Writing in March about my meeting with the Realtor's Association of Northeast Wisconsin, I couldn't quite figure out their angle. I think I finally did.
During my meeting with them, the theme was Affordable/Workforce Housing: what did I think about Affordable/Workforce Housing, what would I do as Alderman to ensure Affordable/Workforce Housing?
I had the feeling during that meeting that lots of cards were being held close to their vests. They talked a bit about the cost of city infrastructure and fees for city services. What they did not talk about was zoning.
In my recent reading I've been very impressed with the book "The Best-Laid Plans: How Government Planning Harms Your Quality of Life, Your Pocketbook, and Your Future". It sounds like a wild-haired, reactionary tome, doesn't it? Maybe with lots of paranoid, anti-government screeds peppered throughout. That is definitely not the case.
The author, Randal O'Toole, has done an enormous amount of research into government planning. His book focuses on three areas: forest planning, land use planning, and transportation planning. It was while reading the section on land use planning that I experienced a bit of an epiphany, a revelation.
Realtors certainly want to sell houses; that's where their commissions come from.

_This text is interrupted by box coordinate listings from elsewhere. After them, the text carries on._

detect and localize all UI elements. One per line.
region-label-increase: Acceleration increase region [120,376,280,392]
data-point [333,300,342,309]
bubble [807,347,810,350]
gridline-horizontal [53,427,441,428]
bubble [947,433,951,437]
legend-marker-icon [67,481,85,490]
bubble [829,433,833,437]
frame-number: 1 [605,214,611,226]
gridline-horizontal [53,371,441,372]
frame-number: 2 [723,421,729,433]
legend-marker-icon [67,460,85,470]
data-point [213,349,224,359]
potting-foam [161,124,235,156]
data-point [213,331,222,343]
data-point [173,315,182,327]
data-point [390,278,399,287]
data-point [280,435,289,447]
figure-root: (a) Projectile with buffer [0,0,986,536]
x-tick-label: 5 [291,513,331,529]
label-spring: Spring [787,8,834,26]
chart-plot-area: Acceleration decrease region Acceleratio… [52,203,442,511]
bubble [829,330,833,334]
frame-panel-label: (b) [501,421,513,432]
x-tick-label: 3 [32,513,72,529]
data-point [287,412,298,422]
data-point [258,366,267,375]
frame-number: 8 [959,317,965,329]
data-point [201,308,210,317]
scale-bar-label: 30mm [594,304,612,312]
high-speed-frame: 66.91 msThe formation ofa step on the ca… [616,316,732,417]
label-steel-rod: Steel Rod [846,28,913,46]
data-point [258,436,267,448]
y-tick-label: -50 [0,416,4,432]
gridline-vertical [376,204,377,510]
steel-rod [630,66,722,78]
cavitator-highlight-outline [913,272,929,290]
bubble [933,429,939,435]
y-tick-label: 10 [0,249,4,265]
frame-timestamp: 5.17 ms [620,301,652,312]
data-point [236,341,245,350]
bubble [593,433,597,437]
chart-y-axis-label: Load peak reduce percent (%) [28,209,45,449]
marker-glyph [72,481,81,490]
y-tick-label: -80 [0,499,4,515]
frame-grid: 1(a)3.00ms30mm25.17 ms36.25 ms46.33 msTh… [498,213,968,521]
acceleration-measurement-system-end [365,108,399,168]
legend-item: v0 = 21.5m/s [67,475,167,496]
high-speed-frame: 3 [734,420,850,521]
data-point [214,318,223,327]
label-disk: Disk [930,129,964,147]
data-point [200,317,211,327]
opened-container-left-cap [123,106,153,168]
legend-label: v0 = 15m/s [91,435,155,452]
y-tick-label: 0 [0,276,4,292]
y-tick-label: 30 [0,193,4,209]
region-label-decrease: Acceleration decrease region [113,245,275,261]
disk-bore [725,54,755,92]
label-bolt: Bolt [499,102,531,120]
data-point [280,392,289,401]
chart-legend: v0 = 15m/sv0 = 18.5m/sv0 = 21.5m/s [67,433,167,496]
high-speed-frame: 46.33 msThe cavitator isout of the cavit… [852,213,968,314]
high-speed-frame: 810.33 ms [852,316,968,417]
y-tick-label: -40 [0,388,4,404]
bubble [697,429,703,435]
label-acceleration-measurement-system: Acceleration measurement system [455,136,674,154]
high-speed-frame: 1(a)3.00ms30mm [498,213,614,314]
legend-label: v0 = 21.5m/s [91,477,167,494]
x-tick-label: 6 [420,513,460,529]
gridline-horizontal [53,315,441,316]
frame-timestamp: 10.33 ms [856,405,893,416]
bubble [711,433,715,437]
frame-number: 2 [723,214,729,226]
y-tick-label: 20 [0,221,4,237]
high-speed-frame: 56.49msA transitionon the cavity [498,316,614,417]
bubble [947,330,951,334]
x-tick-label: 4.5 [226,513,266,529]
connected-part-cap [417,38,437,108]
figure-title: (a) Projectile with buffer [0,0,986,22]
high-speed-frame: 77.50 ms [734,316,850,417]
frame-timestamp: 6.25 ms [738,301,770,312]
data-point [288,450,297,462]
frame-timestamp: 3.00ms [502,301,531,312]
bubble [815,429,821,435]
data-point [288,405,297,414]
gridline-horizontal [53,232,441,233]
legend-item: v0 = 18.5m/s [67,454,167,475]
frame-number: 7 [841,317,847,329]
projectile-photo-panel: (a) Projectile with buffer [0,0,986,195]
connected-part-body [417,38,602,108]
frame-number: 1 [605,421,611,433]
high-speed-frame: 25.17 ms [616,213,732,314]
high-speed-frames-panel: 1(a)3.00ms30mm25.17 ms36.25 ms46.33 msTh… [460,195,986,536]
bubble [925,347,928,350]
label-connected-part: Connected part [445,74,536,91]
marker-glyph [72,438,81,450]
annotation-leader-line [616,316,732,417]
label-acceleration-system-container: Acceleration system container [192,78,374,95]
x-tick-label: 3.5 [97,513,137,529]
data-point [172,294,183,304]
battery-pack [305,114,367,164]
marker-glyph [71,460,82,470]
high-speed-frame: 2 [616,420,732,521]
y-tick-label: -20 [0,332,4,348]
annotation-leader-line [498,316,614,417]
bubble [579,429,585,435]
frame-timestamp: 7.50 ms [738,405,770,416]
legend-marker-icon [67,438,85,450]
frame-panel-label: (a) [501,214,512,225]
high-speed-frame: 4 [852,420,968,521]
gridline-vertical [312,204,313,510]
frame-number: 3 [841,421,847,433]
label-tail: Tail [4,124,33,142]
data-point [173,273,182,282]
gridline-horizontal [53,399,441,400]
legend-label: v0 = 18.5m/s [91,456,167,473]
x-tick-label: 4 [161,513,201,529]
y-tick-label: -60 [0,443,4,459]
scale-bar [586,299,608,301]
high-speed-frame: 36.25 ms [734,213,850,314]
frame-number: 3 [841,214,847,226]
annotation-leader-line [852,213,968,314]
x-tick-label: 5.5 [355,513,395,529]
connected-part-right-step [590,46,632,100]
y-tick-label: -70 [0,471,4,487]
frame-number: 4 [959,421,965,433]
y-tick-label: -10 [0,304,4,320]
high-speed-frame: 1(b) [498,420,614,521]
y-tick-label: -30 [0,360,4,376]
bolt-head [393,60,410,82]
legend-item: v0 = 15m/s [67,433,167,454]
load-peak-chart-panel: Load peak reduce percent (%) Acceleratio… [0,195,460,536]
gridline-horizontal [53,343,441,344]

But they'd also like to sell a house for as much as they can. This helps the seller, of course, get the most for his house, and it boosts the commission for the realtor. This much is easy to understand.
What is interesting about the real estate market is that it is heavily affected by zoning and land use laws.
In addition to "The Best-Laid Plans", Mr. O'Toole was the author of a section of the latest "Cato Handbook for Policymakers". Chapter 22 is his work and it covers Housing Policy. Here's an excerpt:
The key to keeping housing affordable is the presence of large amounts of relatively unregulated vacant land. Historically, city zoning stopped at the city limits. City officials knew that if they imposed too much landuse regulation in the city, developers would go outside the city limits. To prevent this loss of tax revenue, cities kept their regulations flexible. This often led to charges that developers controlled city planning, but because developers would only build what buyers wanted, the truth was that consumers controlled city planning.
Growth-management and other laws that give cities control over rural areas changed the balance of power between consumers and city officials. Officials preferred that all development (and the resulting tax revenues) took place within city boundaries, so they eagerly used growth boundaries and other controls to limit rural development. This resulted in artificial land shortages and dramatic increases in housing costs.
Growth management comes in several flavors, including slow growth, which limits the number of building permits issued each year, and smart growth, which does not attempt to control growth rates but mandates that growth take place at higher densities instead of in the form of low-density "sprawl." Both kinds of growth management make housing less affordable by creating artificial land shortages.
"Dramatic increases in housing costs" ... that is much more to the liking of the Realtor's Association than any talk of making housing more affordable. That's the revelation: that growth management, land use, and zoning laws contribute heavily to realtors' bottom lines.